馬戲團裡令人驚呼連連的飛天特技、演唱會上浮在半空中律動不已的巨型圓環、實驗劇場突然裂開的觀眾席⋯⋯這些令人目眩神迷、驚歎連連的舞台機關,幕後推手是技術根底深厚、又有美學素養的「舞台技術設計」。

任教於臺北藝術大學劇場設計學系的楊金源,是國內少數跨足理工與劇場技術的學者,近年他從事一連串產學合作,致力於舞台機關研發,也為人才培育扎根。

窺探劇場技術的後台功夫,你會發現,幕還未拉起,好戲已經上演!


2月中,在一處鐵皮搭建的舞台布景工廠內,高高瘦瘦、書生模樣的楊金源,正陪伴著五、六名資深機械師傅,趕工組裝一台超級機關─可360度旋轉並任意搖擺、升降的5米圓形舞台。舞台下方有3座曲柄支撐,透過電腦控制3軸的運動,就能讓平台自由搖擺。
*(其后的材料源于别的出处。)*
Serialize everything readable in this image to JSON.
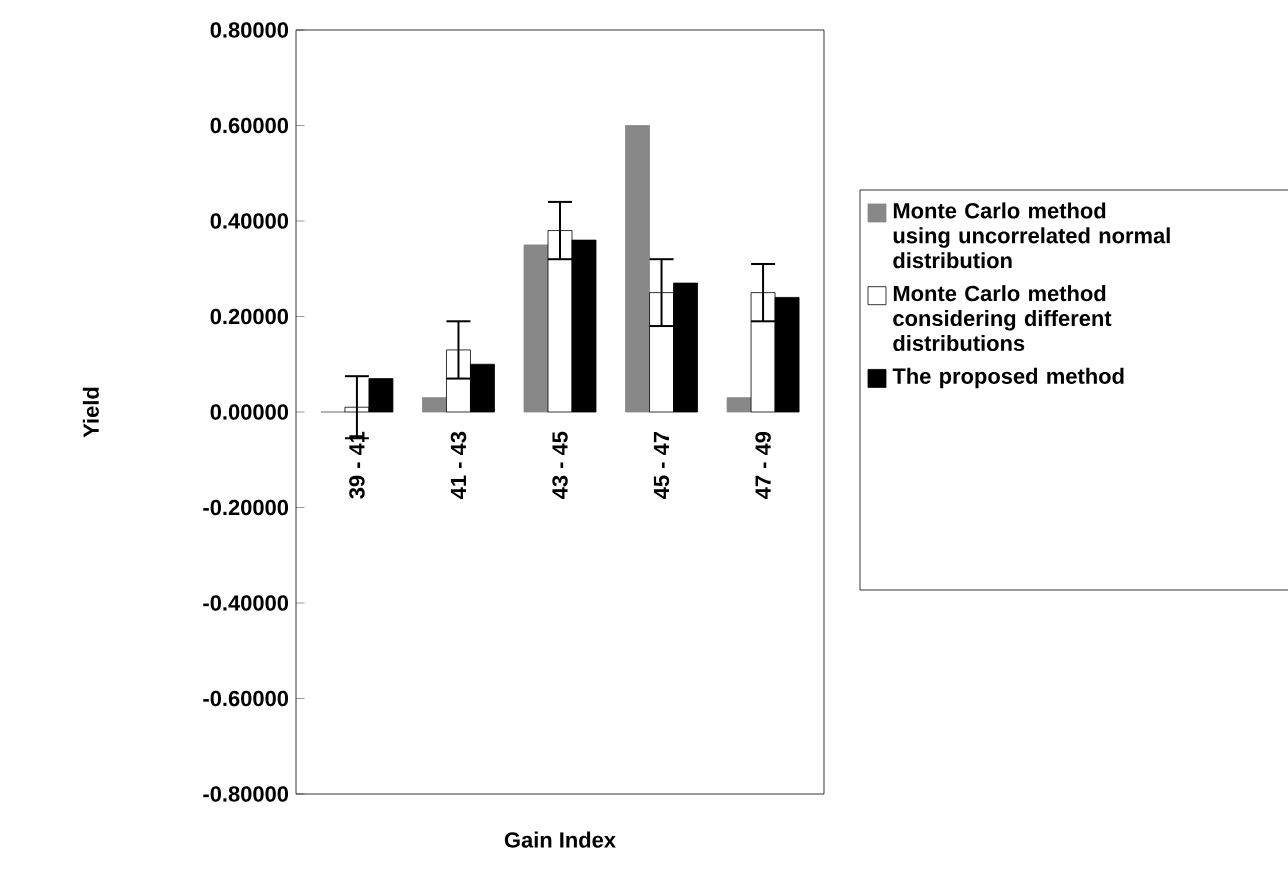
{
  "chart_data": {
    "type": "bar",
    "xlabel": "Gain Index",
    "ylabel": "Yield",
    "categories": [
      "39 - 41",
      "41 - 43",
      "43 - 45",
      "45 - 47",
      "47 - 49"
    ],
    "series": [
      {
        "name": "Monte Carlo method using uncorrelated normal distribution",
        "color": "#888888",
        "values": [
          0.0,
          0.03,
          0.35,
          0.6,
          0.03
        ]
      },
      {
        "name": "Monte Carlo method considering different distributions",
        "color": "#ffffff",
        "values": [
          0.01,
          0.13,
          0.38,
          0.25,
          0.25
        ],
        "errors": [
          0.065,
          0.06,
          0.06,
          0.07,
          0.06
        ]
      },
      {
        "name": "The proposed method",
        "color": "#000000",
        "values": [
          0.07,
          0.1,
          0.36,
          0.27,
          0.24
        ]
      }
    ],
    "ylim": [
      -0.8,
      0.8
    ],
    "yticks": [
      {
        "value": -0.8,
        "label": "-0.80000"
      },
      {
        "value": -0.6,
        "label": "-0.60000"
      },
      {
        "value": -0.4,
        "label": "-0.40000"
      },
      {
        "value": -0.2,
        "label": "-0.20000"
      },
      {
        "value": 0,
        "label": "0.00000"
      },
      {
        "value": 0.2,
        "label": "0.20000"
      },
      {
        "value": 0.4,
        "label": "0.40000"
      },
      {
        "value": 0.6,
        "label": "0.60000"
      },
      {
        "value": 0.8,
        "label": "0.80000"
      }
    ],
    "grid": false,
    "legend": "right"
  }
}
這位大家口中的「老師」,一早就來到工廠,也是最晚離開,只見他一會兒蹲在地上檢查並組裝零件,一會兒講手機與合作廠商溝通,一會兒側耳傾聽運轉時的低微摩擦聲,像個嚴謹苛求的工程師。然而,當組裝完成、通電測試的那一刻,他又開心大喊:「哇!像不像兒童樂園的大玩具?這可能是劇場界首次做出可搖擺的舞台,也算世界首航!」

教室也能玩衝浪

這個搖擺旋轉台是為了某頒獎典禮量身定製,楊金源把它的「前身」歸功於一年前他與4名大三學生一起腦力激盪完成的課堂作業─「史都華6軸衝浪板模擬平台」,這個離地1公尺的衝浪板可以讓人站在上面,用搖桿操作前進後退、搖擺、旋轉等動作,是名副其實的大玩具。

楊金源解釋,這個衝浪板的設計原理是工業上熟知的「史都華平台」,由6個可伸縮的電動桿,組成並聯式的三角形結構,常應用在飛行模擬訓練器,電影《少年pi的奇幻漂流》中的船也是架在這樣的機構上拍攝。

「我跟學生都沒有做過這個機關,同學們花了兩個月,從設計、畫圖到動手焊接、組裝測試都自己來,我負責在課堂上帶著他們討論,並撰寫對這些文組學生有難度的自動控制程式。」楊金源說。

為了幫自己和學生圓夢,楊金源還在「flyingV群眾募資平台」上提案,成功募集到23萬元材料費;作品完成後,更邀請所有贊助者與系上學生,在實驗室舉辦一場別開生面的「衝浪大賽」,參賽者透過抽籤進行各種趣味花式的演出,例如頭頂一籃乒乓球不能掉落,或是邊衝浪邊鎮定撥手機給男/女朋友說情話。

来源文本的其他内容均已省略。